Sleep disturbance is a general term doctors use to describe anything that disrupts a person’s ability to sleep long or well enough to get adequate rest in preparation for his or her waking hours. Mental health conditions associated with the presence of significant disruptions in normal sleeping patterns include depression, Parkinson’s disease and a group of ailments known collectively as circadian rhythm sleep-wake disorder. According to the results of a study published in August 2013 in the journal Neuron, the sleep disturbances associated with these conditions apparently stem from a specific problem with the body’s circadian rhythms, a built-in clock-like system that provides the proper orientation to daytime and nighttime. Eventually, this understanding may help improve treatment of a range of mental health problems.
Circadian Rhythm Basics
Circadian rhythms orient humans (and most other forms of life) to external reality by providing the changes in behavior, mental processes and physical processes required to establish separate daily periods of rest and activity. The basic timing for these rhythms comes from certain substances found in the chemical environment of all of the body’s cells. In turn, coordination of the timing in individual cells comes from a group of master cells located in the brain. The outside world interacts with circadian rhythms through the presence or absence of light. When exposed to light, the body engages the rhythms required for wakefulness and activity; when light is absent, the body engages rhythms required for sleep and inactivity.
Impact on Mental Health
Circadian rhythms support mental health by making sure the body and brain get enough rest to perform well and recuperate from previous activities. When those rhythms are disrupted, potentially damaging consequences to a person’s mental health include a decreased ability to fall asleep, a decreased ability to remain asleep for a sufficient amount of time, a decreased ability to fall back asleep after waking prematurely and a decreased ability to gain the restorative benefits that usually come from a night’s sleep.

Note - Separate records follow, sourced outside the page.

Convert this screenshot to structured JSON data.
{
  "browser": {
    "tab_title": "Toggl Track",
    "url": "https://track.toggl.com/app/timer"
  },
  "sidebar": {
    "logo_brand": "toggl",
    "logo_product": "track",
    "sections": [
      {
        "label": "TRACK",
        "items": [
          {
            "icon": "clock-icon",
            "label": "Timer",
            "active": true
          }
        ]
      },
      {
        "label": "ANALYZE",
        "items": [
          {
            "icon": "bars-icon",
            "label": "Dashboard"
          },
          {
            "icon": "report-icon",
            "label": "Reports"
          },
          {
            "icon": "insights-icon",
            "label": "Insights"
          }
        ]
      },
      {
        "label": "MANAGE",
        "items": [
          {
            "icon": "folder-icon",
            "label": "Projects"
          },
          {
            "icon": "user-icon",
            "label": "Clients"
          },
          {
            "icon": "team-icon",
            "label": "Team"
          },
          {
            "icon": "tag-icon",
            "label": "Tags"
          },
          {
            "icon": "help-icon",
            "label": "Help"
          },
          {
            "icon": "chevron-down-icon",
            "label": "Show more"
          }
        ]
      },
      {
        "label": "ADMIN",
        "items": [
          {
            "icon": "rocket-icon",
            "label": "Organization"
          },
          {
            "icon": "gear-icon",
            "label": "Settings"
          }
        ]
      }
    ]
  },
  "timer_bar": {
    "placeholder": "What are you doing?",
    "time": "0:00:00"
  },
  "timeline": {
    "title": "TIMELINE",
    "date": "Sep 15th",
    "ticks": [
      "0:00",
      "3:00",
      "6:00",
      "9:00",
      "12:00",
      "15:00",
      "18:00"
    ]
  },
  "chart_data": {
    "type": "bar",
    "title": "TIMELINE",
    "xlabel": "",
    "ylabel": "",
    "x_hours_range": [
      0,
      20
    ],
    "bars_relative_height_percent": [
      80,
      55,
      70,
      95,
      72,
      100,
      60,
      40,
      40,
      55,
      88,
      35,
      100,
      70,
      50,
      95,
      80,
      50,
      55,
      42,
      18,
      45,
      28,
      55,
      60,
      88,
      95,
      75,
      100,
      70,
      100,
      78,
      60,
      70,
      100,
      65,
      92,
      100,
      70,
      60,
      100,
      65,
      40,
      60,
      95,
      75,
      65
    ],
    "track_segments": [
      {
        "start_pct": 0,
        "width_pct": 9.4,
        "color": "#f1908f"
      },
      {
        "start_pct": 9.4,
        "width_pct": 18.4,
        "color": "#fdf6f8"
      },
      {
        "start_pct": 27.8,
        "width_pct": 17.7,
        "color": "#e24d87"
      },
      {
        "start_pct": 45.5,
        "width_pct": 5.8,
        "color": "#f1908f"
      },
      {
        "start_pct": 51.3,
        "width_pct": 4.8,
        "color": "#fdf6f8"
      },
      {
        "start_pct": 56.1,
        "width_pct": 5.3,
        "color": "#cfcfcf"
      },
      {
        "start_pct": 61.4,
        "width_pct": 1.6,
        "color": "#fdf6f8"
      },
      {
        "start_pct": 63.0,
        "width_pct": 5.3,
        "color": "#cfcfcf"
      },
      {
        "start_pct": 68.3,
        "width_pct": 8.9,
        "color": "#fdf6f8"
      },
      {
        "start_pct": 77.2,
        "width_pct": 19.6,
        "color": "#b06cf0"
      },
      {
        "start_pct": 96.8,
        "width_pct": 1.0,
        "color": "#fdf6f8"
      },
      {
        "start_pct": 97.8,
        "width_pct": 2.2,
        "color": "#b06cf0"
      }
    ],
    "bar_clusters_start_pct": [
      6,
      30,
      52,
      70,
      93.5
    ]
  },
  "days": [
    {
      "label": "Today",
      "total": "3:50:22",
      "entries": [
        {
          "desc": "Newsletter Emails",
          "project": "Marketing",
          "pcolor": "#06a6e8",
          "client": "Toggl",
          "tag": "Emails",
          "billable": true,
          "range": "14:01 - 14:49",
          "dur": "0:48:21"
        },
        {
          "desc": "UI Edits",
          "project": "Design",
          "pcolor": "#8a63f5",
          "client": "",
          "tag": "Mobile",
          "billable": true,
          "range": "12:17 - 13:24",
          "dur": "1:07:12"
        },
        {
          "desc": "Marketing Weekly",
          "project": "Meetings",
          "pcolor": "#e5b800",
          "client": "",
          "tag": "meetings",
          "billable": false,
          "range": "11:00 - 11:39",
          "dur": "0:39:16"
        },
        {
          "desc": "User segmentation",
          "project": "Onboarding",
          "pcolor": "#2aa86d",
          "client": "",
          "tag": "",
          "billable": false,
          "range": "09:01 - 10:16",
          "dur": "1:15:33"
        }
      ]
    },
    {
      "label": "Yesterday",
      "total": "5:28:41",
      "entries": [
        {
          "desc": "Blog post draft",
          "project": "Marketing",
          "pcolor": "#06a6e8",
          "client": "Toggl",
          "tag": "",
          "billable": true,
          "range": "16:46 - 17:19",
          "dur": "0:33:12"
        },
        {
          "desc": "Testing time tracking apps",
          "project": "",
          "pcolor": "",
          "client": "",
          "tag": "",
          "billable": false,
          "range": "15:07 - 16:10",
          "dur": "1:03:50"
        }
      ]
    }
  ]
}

The American Psychiatric Association classifies all mental health conditions that result directly from some sort of alteration or distortion of the body’s circadian rhythms as a single disorder called circadian rhythm sleep-wake disorder. Individual subtypes of this classification include shift work, delayed sleep, irregular sleep-wake and non-24-hour circadian rhythm sleep-wake disorder, as well as a condition called advanced sleep phase syndrome. In addition to people with depression, Parkinson’s disease or other types of sleep-wake disorder, significant sleep disturbances can appear in people affected by anxiety disorders, attention-deficit hyperactivity disorder (ADHD) or bipolar disorder.
In the study published in Neuron, a team of Canadian researchers from McGill University and Concordia University used laboratory experiments with mice to determine the underlying causes of circadian rhythm-related sleep disturbances. They chose mice for this purpose because of the similarities between the human circadian system and rodents’ circadian systems. During the experiments, the researchers located a single protein that apparently contributes to sleep disturbances by disrupting the normal processing of signals inside the brain’s master circadian “clock.” When this protein was removed from circulation, the master clock’s ability to function improved significantly and the affected mice experienced a substantial decrease in their sleep-related symptoms.
The authors of the study in Neuron believe that their findings may eventually lead to improved treatment for circadian rhythm sleep-wake disorder and other sleep disturbance-related mental disorders. This treatment would likely involve some sort of gene therapy that would diminish the effects of the brain protein responsible for disrupting the body’s normal day/night sleeping patterns. That same therapy might also improve the body’s ability to maintain its normal function during the aging process and lead to the development of other sleep-related treatments.
Given the stresses of modern life and the popularity of international travel, circadian rhythm-related sleep disorders may become more common in the future. If this is true, the discoveries reported in Neuron may prove to be increasingly important over time. In addition to international air travelers, people with particular risks for developing various subtypes of circadian rhythm sleep-wake disorder include teenagers, shift workers, individuals completely lacking in sight and the elderly. Current treatments used to treat circadian-based sleep disruptions include a hormone called melatonin, schedule adjustments that increase or decrease exposure to daylight, schedule adjustments that increase sleeping time, avoidance of alcohol or other forms of self-medication, specific instruction in improved sleeping habits and light therapy.